Крестник Арамиса | страница 70
— О боже! Новая война! — сказала она с каменным лицом.
— Да, мадам… Вся Европа восстала против нас… Война, которая может разразиться в четырех местах сразу…
Потом, видя спокойствие собеседницы, Людовик с горечью продолжал:
— А впрочем, я рад, что ничто не колеблет вашей твердости и, видимо, не поколеблет впредь, меня это успокаивает.
Она спросила холодно:
— Что может испугать победителя при Стейнкерке, Нервиндене, Стаффорде и д’Альманце?
— Э, мадам, — горячо возразил Людовик, — речь идет уже не о победителе тех славных дней, которые вы изволите воскрешать в памяти. Речь идет о побежденном при Бленхейме, Турине, Рамилье и Мальплаке… В последней кампании мы были на волосок от гибели… Знаете ли вы, что баталия при Бленхейме стоила нам всех территорий, расположенных между Дунаем и Рейном, что, потерпев поражение под Рамилье, мы потеряли всю Фландрию и что французские войска остановились только у ворот Лилля? Что разгром под Турином лишил нас обладания Италией? Наконец, что катастрофа при Мальплаке отбросила армии от берегов Самбры к Валансьену?
Погруженный в печаль в связи с семейным трауром и другими невзгодами, столь же внезапными, сколь и губительными, считая и те, которые только что назвал, осторожный и скрытный король не позволял себе являться перед публикой хоть в малой степени омраченным. Когда же наконец наступал час встречи с мадам де Ментенон, утомленный ролью короля, Людовик XIV с удовольствием снимал маску и давал свободное течение чувствам простого смертного, подвластного всем неурядицам и увлечениям, какие может себе позволить последний буржуа старого доброго Парижа.
Эти интимные излияния были тем приятнее, что в течение дня монарх должен был сдерживать их, дабы даже в боли и гневе сохранить в глазах двора и простого народа величие полубога.
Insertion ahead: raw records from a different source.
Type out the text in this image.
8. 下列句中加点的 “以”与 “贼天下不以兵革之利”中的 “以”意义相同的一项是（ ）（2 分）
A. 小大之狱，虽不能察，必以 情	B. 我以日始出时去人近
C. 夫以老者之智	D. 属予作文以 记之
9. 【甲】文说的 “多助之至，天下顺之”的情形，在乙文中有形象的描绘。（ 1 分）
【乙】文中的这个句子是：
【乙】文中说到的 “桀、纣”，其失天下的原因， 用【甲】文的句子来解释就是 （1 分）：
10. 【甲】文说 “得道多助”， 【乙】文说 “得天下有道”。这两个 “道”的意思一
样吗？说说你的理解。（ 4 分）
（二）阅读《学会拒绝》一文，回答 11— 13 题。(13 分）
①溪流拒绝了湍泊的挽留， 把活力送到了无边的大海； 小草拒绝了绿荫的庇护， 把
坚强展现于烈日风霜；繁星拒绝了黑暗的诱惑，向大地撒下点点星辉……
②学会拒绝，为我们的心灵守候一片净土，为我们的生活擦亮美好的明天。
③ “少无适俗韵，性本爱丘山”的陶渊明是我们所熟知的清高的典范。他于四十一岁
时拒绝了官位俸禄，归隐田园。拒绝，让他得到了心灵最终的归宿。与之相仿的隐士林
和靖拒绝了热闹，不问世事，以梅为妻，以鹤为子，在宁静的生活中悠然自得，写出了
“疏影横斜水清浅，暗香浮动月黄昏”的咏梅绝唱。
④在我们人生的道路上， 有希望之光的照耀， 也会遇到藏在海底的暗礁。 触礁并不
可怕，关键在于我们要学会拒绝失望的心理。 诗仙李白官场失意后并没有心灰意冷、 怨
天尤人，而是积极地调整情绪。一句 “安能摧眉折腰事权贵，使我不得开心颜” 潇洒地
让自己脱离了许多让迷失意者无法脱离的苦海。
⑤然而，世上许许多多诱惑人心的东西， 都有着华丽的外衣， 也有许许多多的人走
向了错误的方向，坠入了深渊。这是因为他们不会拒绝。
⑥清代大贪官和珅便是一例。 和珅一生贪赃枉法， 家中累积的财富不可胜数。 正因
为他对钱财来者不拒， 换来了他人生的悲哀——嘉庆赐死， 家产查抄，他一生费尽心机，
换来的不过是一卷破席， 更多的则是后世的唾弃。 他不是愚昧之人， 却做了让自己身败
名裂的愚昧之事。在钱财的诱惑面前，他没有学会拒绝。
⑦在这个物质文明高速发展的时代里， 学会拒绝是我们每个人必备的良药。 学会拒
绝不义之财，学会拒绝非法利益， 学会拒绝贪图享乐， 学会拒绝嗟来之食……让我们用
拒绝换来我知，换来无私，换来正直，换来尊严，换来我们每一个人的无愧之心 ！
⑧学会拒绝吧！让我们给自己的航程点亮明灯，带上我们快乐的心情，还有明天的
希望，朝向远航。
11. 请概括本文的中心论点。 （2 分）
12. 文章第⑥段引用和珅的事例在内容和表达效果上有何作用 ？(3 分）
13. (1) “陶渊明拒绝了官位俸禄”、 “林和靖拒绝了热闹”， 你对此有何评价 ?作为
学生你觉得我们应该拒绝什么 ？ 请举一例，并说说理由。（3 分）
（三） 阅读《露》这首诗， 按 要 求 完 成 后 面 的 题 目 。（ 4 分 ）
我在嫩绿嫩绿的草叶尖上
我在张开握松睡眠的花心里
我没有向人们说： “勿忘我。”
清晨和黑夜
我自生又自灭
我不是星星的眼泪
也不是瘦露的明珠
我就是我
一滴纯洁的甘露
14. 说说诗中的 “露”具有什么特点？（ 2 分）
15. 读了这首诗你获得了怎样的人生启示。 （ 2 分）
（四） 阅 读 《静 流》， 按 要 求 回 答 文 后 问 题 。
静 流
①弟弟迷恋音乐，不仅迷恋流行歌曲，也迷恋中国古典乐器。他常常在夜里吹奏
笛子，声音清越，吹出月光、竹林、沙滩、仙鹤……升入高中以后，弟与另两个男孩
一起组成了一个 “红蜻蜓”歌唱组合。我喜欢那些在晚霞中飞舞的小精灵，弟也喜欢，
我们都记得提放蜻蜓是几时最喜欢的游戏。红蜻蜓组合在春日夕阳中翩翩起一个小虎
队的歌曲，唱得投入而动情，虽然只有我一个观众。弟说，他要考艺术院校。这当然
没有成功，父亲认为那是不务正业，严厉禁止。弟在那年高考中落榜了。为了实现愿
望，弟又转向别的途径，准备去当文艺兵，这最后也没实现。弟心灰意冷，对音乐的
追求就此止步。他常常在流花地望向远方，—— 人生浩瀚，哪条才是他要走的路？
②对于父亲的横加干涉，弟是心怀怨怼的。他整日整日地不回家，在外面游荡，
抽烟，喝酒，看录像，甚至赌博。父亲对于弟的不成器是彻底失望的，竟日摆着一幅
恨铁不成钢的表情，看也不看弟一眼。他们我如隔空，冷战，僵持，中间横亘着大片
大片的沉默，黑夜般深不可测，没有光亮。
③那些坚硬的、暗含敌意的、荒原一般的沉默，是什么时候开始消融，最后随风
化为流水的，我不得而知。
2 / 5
И вот теперь тревога, которую король испытывал, породила желание поплакаться, повздыхать, поупрекать кого-то за прошлые ошибки и пообещать расправы в будущем, как будто эти признания могли облегчить его тоскующую душу, подобно тому, как команда сбрасывает балласт во время бури, чтобы избежать катастрофы.
При этом король ухитрился забыть о присутствии Элиона. Тот чувствовал себя совсем маленьким и все сильнее прижимался к стене, словно хотел слиться с ней.
Мадам де Ментенон тоже не занималась больше молодым человеком.
— Вы что, обвиняете меня в своих несчастьях? — колко спросила она Людовика.
Тот покачал головой.
— Я обвиняю в этом только Фортуну… Фортуна — женщина… Она изменчива и покидает стариков.